C++ HashMap

Contents

Introduction

The reason for this experiment? I was interested in doing some more C++ templates stuff. Not because it is particularily nice, but because boost offers some interesting stuff and you really need to understand the concepts if you want to use it in your daily work. I am- by heart - an object oriented programmer. I am not a big fan of templates (I did my first experiments with C++ templates in 1994) , anyway they can be quite useful for software structure (but not software architecture). Therefore - as an exercise - I decided to write an standard-compliant1 container. I was also interested in doing some experiments with string hashing algs, which I looked up in my copies of the CLR and Sedgewick's famous book. These books cover the theory of hash maps quite sufficiently and therefore I will not provide any theory.

Scope

Some hash_map or rather unordered_map implementations are a bit inefficient. Anyway, until lately they weren't standardized at all - they were called sgi extensions. I wanted my class to run on Linux and Win32.

This is not an TR-1 drop-in replacement, I have no time to ensure library quality code for some stuff I put up on my homepage in my spare time. This code is work in progress and will be updated every now and then. At present this thing is incomplete and unoptimized, and resembles the sgi hashmap. Hell, I do not have enough time.

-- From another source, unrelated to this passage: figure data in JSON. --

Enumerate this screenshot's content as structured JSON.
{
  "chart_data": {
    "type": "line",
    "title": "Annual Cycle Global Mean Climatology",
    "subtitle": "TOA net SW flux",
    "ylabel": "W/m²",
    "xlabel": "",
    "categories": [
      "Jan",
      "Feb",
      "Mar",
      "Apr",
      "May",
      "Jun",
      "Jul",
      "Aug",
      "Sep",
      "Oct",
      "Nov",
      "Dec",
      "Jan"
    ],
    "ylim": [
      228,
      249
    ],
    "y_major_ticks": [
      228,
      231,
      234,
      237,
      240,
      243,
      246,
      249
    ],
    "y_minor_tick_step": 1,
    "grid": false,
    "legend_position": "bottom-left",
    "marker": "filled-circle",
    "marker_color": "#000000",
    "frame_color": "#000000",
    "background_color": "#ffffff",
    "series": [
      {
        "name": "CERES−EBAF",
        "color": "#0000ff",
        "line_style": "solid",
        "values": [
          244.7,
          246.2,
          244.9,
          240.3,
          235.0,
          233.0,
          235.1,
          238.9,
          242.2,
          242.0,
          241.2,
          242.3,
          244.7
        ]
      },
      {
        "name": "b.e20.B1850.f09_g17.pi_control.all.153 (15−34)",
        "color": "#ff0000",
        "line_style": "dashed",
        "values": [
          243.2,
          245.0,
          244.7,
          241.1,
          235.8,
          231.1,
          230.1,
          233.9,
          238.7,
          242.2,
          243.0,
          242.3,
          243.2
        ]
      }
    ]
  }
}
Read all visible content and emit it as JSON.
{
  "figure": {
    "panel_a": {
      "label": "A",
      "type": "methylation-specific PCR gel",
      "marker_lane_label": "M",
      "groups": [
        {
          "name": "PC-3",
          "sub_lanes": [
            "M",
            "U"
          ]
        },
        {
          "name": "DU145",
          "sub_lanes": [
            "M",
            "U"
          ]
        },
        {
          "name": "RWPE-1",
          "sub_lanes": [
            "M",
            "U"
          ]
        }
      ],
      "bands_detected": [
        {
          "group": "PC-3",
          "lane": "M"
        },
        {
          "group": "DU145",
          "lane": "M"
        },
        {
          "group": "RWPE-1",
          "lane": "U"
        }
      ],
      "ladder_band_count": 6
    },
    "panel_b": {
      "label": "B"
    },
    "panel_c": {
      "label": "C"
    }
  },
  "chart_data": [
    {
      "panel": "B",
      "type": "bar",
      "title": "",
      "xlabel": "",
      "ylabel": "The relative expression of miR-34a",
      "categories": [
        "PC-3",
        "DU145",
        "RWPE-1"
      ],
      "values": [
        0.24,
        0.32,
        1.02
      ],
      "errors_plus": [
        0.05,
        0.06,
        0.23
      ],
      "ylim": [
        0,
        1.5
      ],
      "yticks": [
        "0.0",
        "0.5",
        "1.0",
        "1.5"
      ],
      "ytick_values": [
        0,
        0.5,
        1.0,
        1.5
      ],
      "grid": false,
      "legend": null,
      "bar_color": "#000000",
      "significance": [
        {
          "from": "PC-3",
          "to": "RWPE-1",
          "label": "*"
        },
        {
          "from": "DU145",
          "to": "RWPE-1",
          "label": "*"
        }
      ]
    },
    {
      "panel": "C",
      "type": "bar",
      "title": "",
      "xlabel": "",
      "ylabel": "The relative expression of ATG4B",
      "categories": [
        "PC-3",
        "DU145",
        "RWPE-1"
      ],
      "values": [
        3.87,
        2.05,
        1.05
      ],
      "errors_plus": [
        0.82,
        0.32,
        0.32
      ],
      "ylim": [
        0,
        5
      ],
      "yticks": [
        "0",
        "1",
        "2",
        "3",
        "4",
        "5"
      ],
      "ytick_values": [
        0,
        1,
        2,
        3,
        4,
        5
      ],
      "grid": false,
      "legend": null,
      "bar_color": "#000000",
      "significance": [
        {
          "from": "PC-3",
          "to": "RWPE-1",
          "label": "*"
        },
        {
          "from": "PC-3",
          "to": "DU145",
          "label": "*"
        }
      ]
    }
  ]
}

I actually also want to create a LRU-type of CacheMap, and it should share most of the code of the original HashMap implementation. This is an idea for the future. At present the whole fiddling to make this container somehow standard-compliant is ruining 200% of the fun I had while writing the initial straightforward implementation.

Implementation

A little story about the original (not this) implementation of this class... Ok, In my initial design I wanted to know how good a straightforward implementation using standard containers would perform. Or rather, how BADLY... The creation of huge number of buckets as objects was bound to kill performance, I knew that right along. The main problem is that an stl container owns the objects and the resizing of the buckets in my implementation enforced the invocation of millions of object constructions and destructions along with heap allocations. I basically wrote a benchmark for small object allocations on the heap, something that you need to take care of in C++. I knew this, I just wanted to know how expensive it would be. Well, in the case of 1000000 bucket-entries of std::pair<std::string,whatever> it had to be expensive, so I dumped it.

Back to school

Or, as Joel Spolsky said, we are "going back to ones and zeros". Since we do have a von Neumann computer architecture, I decided to use it efficiently. Since I did care about insertion speed, I had to tweak for performance from the very beginning. Massive object constructions had be avoided.

The current Implementation uses a vector of Pointer to Buckets (vector<Bucket*> and beats the living crap out of the original implementation. Still, heap allocation schemes vastly differ among platforms (Win32 and Linux) and STL vector implementations (Dinkumware/Win32, STLPort/Win32, libstd++/Linux) and significantly affect runtime performance. But then again, when you are up to creating a hashmap of 1 million entries for fast lookups and writes you already are considering a special use case and not the general one, and therefore special modifications can be feasible, given these requirements.

Some other points:

  • Not threadsafe
  • There are tons of considerations for writing a real library-quality iterator. That's why the boost iterator library exists.
  • Does not remotely represent TR-1 state.

Download

Download zip sourcecode: ContainerPrj.zip. Since the class fits in one header file, I've put it online for a quick glimpse: HashMap.h (Warning: I did not heavily document that class yet because Its not complete stable yet and I want to keep changes as cheap as possible. Once the software structure has stabilized I will. Also, the interfaces to the sgi hash_map or the unordered_map are publicly available.)

Here are the requirements:

On Win32 you can simply use the provided solution (.sln) file. On Linux you have to boostrap and configure first, f.e.

chmod +x ./bootstrap
./bootstrap
./configure
make all
./src/ContainerPrj

I used GNU Debian Sarge and gcc3.3.5. On Win32 I achieved some performance boosts by using STLPort 5.02. This software is released under a BSD-style license.

Test Program (ContainerPrj)

The main target, ContainerPrj will do some tests and checks. It tests the string->long hashmap use case with std::string. I wanted to test the worst case: lots of collisions and lots of insertions, in comparison to std::map. it compares our hashmap with the corresponding std::map like this:

  1. always test with one million entries {std::string --> long}
  2. test insertions and queries with names that (probably) are bound to collide (i.e. 'Name 0', 'Name 1', 'Name 3443').
  3. test insertions and queries with random alphanumeric strings.
  4. run both tests again with presized buckets.

Changes

2006-10-14:

Build00054 - dumped old design / page rewrite

2006-09-24:

Build00053 - hashmap2 initial impl

2006-09-18:

Fixes to make this compile with gcc3.4.x (ouch!)

2006-09-16:

First official release (Build00051)

2006-09-09:

Text on homepage

[1] Actually I am going to use the word STL container here; I know its the standard library and not the STL anymore.